Muguruza has experienced mixed fortunes since surprising many with her run to the final on grass - a surface she once loathed - last year. The French Open title, and the way she saw off Williams in straight sets to earn that maiden grand slam, means she may be a serious contender.

But all eyes will be on Williams, and when it comes to match time that is how she likes it. The stadium court is her playground, and she is relishing her return there.

"It's just that one time a year you get to get on this amazing, beautiful surface. It feels really good," Williams said.

She would not be drawn on discussing the fate of the 2004 Wimbledon champion Maria Sharapova, who is challenging a two-year ban for a doping offence.

"I've commented a lot on that in the past," Williams said, dismissing the enquiry.

Sharapova this weekend said she had enlisted on a course at Harvard Business School.

But Williams did admit she was worried about the Zika virus and its impact on the Olympics, even though she has no plans to skip the Rio Games.

The mosquito-carried bug has been linked to birth defects, and Williams said: "There's really been a lot of instructions. I'm concerned, obviously, but I'm also very prepared."

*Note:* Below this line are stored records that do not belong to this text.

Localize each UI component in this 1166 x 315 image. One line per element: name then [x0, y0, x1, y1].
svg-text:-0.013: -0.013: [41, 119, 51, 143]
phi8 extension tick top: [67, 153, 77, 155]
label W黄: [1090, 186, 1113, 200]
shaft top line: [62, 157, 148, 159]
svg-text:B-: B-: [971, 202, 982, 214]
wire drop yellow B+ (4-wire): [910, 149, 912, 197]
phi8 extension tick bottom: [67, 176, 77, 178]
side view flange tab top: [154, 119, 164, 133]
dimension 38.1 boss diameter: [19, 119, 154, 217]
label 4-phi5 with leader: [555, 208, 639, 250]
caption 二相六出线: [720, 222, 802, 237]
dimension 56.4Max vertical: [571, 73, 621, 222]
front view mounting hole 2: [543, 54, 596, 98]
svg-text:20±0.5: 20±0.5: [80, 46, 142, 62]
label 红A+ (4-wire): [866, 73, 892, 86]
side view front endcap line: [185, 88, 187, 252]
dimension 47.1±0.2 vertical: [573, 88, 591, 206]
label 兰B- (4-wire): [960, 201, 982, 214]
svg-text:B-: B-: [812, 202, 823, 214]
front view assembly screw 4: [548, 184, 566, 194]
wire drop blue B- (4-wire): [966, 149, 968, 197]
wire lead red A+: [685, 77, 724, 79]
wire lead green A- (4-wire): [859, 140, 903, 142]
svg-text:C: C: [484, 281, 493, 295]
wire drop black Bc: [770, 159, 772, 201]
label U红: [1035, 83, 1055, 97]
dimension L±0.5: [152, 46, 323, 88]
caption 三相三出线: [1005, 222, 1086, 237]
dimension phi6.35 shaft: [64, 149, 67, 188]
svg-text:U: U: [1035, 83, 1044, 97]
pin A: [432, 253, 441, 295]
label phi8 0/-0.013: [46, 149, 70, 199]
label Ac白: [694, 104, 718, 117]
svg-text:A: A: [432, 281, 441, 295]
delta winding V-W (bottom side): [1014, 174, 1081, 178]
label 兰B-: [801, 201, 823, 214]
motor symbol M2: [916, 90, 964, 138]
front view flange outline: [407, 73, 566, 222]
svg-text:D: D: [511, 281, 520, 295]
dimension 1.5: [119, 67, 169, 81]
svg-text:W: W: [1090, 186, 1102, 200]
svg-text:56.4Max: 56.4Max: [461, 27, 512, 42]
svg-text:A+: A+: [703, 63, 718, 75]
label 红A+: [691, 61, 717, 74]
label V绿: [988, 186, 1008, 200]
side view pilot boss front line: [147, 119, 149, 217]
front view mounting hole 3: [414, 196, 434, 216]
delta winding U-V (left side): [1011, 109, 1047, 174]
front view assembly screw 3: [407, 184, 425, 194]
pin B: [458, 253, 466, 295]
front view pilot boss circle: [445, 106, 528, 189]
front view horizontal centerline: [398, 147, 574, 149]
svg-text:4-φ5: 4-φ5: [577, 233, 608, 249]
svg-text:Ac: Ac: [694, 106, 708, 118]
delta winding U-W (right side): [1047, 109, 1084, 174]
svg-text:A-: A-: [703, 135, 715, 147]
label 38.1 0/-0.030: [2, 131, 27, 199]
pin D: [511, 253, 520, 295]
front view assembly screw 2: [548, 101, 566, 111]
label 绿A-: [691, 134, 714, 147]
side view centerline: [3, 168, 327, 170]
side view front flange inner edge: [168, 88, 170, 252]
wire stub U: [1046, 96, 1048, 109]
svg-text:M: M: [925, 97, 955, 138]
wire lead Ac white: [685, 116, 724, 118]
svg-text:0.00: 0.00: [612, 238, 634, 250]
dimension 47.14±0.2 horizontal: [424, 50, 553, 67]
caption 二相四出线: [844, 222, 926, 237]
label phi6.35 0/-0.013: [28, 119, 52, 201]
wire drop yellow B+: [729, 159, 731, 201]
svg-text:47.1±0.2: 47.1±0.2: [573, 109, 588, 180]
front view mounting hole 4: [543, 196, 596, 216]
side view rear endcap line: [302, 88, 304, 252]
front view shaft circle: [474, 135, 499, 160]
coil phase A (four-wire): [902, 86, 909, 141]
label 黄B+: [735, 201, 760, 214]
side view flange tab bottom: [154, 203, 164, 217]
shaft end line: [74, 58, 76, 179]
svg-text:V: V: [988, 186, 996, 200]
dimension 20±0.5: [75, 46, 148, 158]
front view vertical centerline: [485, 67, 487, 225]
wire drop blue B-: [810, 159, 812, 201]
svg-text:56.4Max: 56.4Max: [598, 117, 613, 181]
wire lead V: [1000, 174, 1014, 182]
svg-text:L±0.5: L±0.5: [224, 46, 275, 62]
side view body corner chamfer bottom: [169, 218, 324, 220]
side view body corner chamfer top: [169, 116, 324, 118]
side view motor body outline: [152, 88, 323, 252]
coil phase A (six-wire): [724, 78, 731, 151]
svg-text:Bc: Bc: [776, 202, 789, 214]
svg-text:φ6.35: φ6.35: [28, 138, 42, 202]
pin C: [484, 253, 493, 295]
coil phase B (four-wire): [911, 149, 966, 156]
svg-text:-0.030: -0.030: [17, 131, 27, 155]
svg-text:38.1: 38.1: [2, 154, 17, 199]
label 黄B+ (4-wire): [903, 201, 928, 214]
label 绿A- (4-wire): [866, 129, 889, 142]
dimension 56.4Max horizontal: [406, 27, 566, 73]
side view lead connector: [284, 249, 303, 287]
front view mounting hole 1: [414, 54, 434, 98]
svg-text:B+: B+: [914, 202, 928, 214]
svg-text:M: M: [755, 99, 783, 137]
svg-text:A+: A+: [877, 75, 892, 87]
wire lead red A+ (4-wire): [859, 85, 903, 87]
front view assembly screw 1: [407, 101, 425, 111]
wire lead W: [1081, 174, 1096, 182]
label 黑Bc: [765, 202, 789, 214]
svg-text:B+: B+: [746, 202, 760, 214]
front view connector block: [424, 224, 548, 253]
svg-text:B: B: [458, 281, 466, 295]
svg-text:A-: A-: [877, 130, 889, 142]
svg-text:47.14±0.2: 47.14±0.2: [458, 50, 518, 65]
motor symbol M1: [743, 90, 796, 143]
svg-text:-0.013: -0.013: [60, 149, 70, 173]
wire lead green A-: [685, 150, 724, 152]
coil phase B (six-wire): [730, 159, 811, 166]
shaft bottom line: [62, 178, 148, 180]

She arrived in London on Monday and as well as practising at Wimbledon has been involved in a host of corporate events, such is the life of the modern superstar sportswoman.

From belting out Irene Cara's What A Feeling at an airline-sponsored karaoke event, to promoting her own new signature clothing line, holding a Facebook Q&A, and attending the Women's Tennis Association's pre-Wimbledon party, Williams has been busy during her so-far short stay in the capital.

Now she means business with racket in hand, and has the fond memories of her six Wimbledon titles and two 'Serena Slams' to fuel the drive for success.

Asked about the second sweep of the majors, she said: "It was a great accomplishment to win four grand slams in a row twice in my career. It's pretty cool. It's really awesome."